Enhanced primary care was the most common intervention identified in this review with six studies focused on it. Three studies were based in the USA [26,27,28], one in the UK [32], one in Hong Kong [33] and one in Canada [35]. Zurovac et al. found a slight, non- significant increase in the number of admissions for ambulatory care sensitive conditions but no overall change in hospitalisations [28]. This contradicted the other five papers that showed a decrease in the number of unscheduled admissions, albeit all non- significantly. MacKay et al. found that whilst there was a decrease in admissions, the control group also had a decrease suggesting external factors not related to the intervention were at play [35]. ED visits were found to be decreased or remained similar in four of the six studies. Seidu et al. did not measure ED visits but commented that they would be unlikely to increase [32] and Zurovac et al. showed an increase in ED visits although at a lower rate than the control, despite the program not employing specific strategies to reduce ED visits [28]. Wong et al. showed an increase in specialist outpatient clinic visits but a significant decrease in general outpatient clinic visits [33] with Seidu et al. showing a decrease in the number of non- elective bed days [32].

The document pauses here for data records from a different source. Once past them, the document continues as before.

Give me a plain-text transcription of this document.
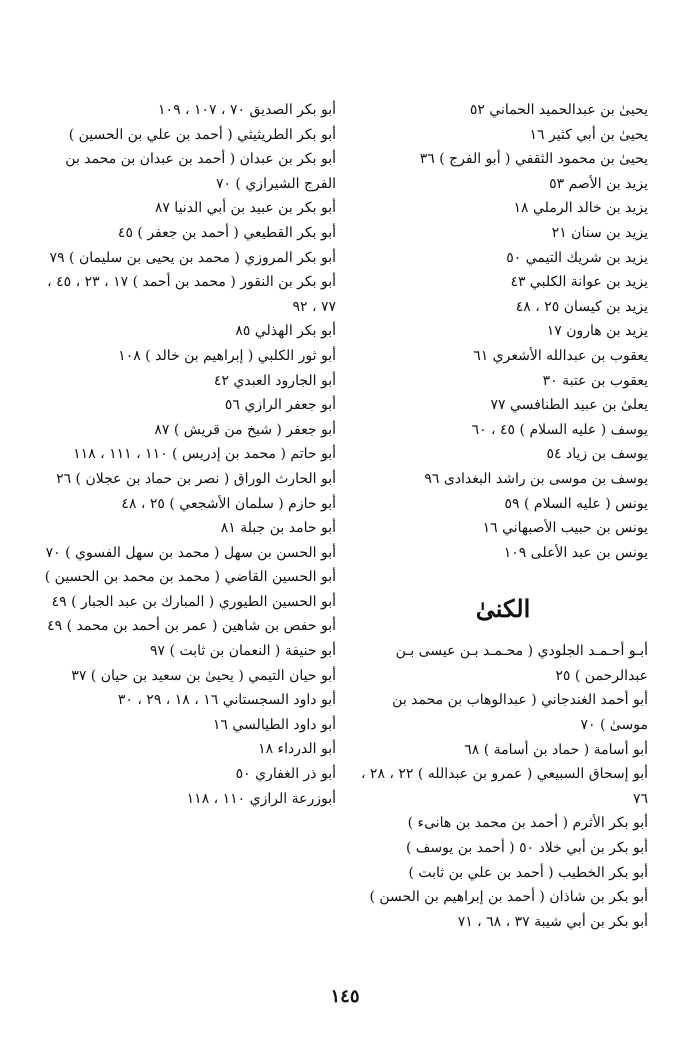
يحيىٰ بن عبدالحميد الحماني ٥٢
يحيىٰ بن أبي كثير ١٦
يحيىٰ بن محمود الثقفي ( أبو الفرج ) ٣٦
يزيد بن الأصم ٥٣
يزيد بن خالد الرملي ١٨
يزيد بن سنان ٢١
يزيد بن شريك التيمي ٥٠
يزيد بن عوانة الكلبي ٤٣
يزيد بن كيسان ٢٥ ، ٤٨
يزيد بن هارون ١٧
يعقوب بن عبدالله الأشعري ٦١
يعقوب بن عتبة ٣٠
يعلىٰ بن عبيد الطنافسي ٧٧
يوسف ( عليه السلام ) ٤٥ ، ٦٠
يوسف بن زياد ٥٤
يوسف بن موسى بن راشد البغدادى ٩٦
يونس ( عليه السلام ) ٥٩
يونس بن حبيب الأصبهاني ١٦
يونس بن عبد الأعلى ١٠٩
الكنىٰ
أبـو أحـمـد الجلودي ( محـمـد بـن عيسى بـن عبدالرحمن ) ٢٥
أبو أحمد الغندجاني ( عبدالوهاب بن محمد بن موسىٰ ) ٧٠
أبو أسامة ( حماد بن أسامة ) ٦٨
أبو إسحاق السبيعي ( عمرو بن عبدالله ) ٢٢ ، ٢٨ ، ٧٦
أبو بكر الأثرم ( أحمد بن محمد بن هانىء )
أبو بكر بن أبي خلاد ٥٠ ( أحمد بن يوسف )
أبو بكر الخطيب ( أحمد بن علي بن ثابت )
أبو بكر بن شاذان ( أحمد بن إبراهيم بن الحسن )
أبو بكر بن أبي شيبة ٣٧ ، ٦٨ ، ٧١
أبو بكر الصديق ٧٠ ، ١٠٧ ، ١٠٩
أبو بكر الطريثيثي ( أحمد بن علي بن الحسين )
أبو بكر بن عبدان ( أحمد بن عبدان بن محمد بن الفرج الشيرازي ) ٧٠
أبو بكر بن عبيد بن أبي الدنيا ٨٧
أبو بكر القطيعي ( أحمد بن جعفر ) ٤٥
أبو بكر المروزي ( محمد بن يحيى بن سليمان ) ٧٩
أبو بكر بن النقور ( محمد بن أحمد ) ١٧ ، ٢٣ ، ٤٥ ، ٧٧ ، ٩٢
أبو بكر الهذلي ٨٥
أبو ثور الكلبي ( إبراهيم بن خالد ) ١٠٨
أبو الجارود العبدي ٤٢
أبو جعفر الرازي ٥٦
أبو جعفر ( شيخ من قريش ) ٨٧
أبو حاتم ( محمد بن إدريس ) ١١٠ ، ١١١ ، ١١٨
أبو الحارث الوراق ( نصر بن حماد بن عجلان ) ٢٦
أبو حازم ( سلمان الأشجعي ) ٢٥ ، ٤٨
أبو حامد بن جبلة ٨١
أبو الحسن بن سهل ( محمد بن سهل الفسوي ) ٧٠
أبو الحسين القاضي ( محمد بن محمد بن الحسين )
أبو الحسين الطيوري ( المبارك بن عبد الجبار ) ٤٩
أبو حفص بن شاهين ( عمر بن أحمد بن محمد ) ٤٩
أبو حنيفة ( النعمان بن ثابت ) ٩٧
أبو حيان التيمي ( يحيىٰ بن سعيد بن حيان ) ٣٧
أبو داود السجستاني ١٦ ، ١٨ ، ٢٩ ، ٣٠
أبو داود الطيالسي ١٦
أبو الدرداء ١٨
أبو ذر الغفاري ٥٠
أبوزرعة الرازي ١١٠ ، ١١٨
١٤٥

Reducing unscheduled admissions for diabetes will help reduce overcrowding and clinical pressures in the emergency department, leading to reduced waiting times. This will also reduce costs on the health services by providing the right care, in the right place, at the right time, by placing the patient at the centre of the model which aligns with the Transforming Your Care (TYC) strategy in the UK [45]. In addition, better co-ordination across health care sectors and professional groups has the potential to, and has been shown to, improve outcomes in adults with diabetes.


There were a number of limitations in relation to this review; the search only included papers written in English and published since 2014 so there could be interventions that pre- dated this or interventions published in other languages not identified in the search. However, as health care and technology progresses so rapidly it was felt important to focus on recent practice as far as possible. The most common limitation that appeared in the studies was an underpowered or small sample size, potentially leading to Type II errors or bias [19, 20, 25, 29, 35,36,37, 44]. In one study financial incentives were also used to encourage participation which could have produced results that would have not been seen otherwise [27]. Three studies lacked a control group [19, 30, 34] and a number of studies did not blind either participants, healthcare professionals or researchers in the allocation of the intervention arm, potentially leading to bias [20, 24,25,26, 28,29,30,31,32, 37]. Three studies also had unclear study designs [21, 27, 35]. There were only 7 high quality papers and 3 moderate quality papers, with 1 low quality paper and 8 papers of unknown quality, therefore the strength of the evidence should be considered with caution.

Data extraction was undertaken by one reviewer only (AW) due to the lack of ambiguity in the data to be extracted, having a second reviewer may have added to the rigour of the study.


The findings in this paper show that globally, there is a scarcity of high-quality research into interventions that reduce unscheduled hospital care in adults with diabetes, despite this being such an important aspect of health care provision. Statistically significant decreases were reported from one study using patient education and two studies promoting integrated care suggesting these are the most effective interventions at reducing unscheduled hospital care for hypoglycaemic events in adults with diabetes. It is evident that there are opportunities to improve integrated care for people with diabetes however, as the quality of the existing evidence base is variable, further high-quality research with larger samples should be carried out to enhance the evidence base around these interventions. Investment in effective community-based interventions must be a priority to shift the balance of care from secondary to primary care to facilitate reduction in unscheduled hospital admissions.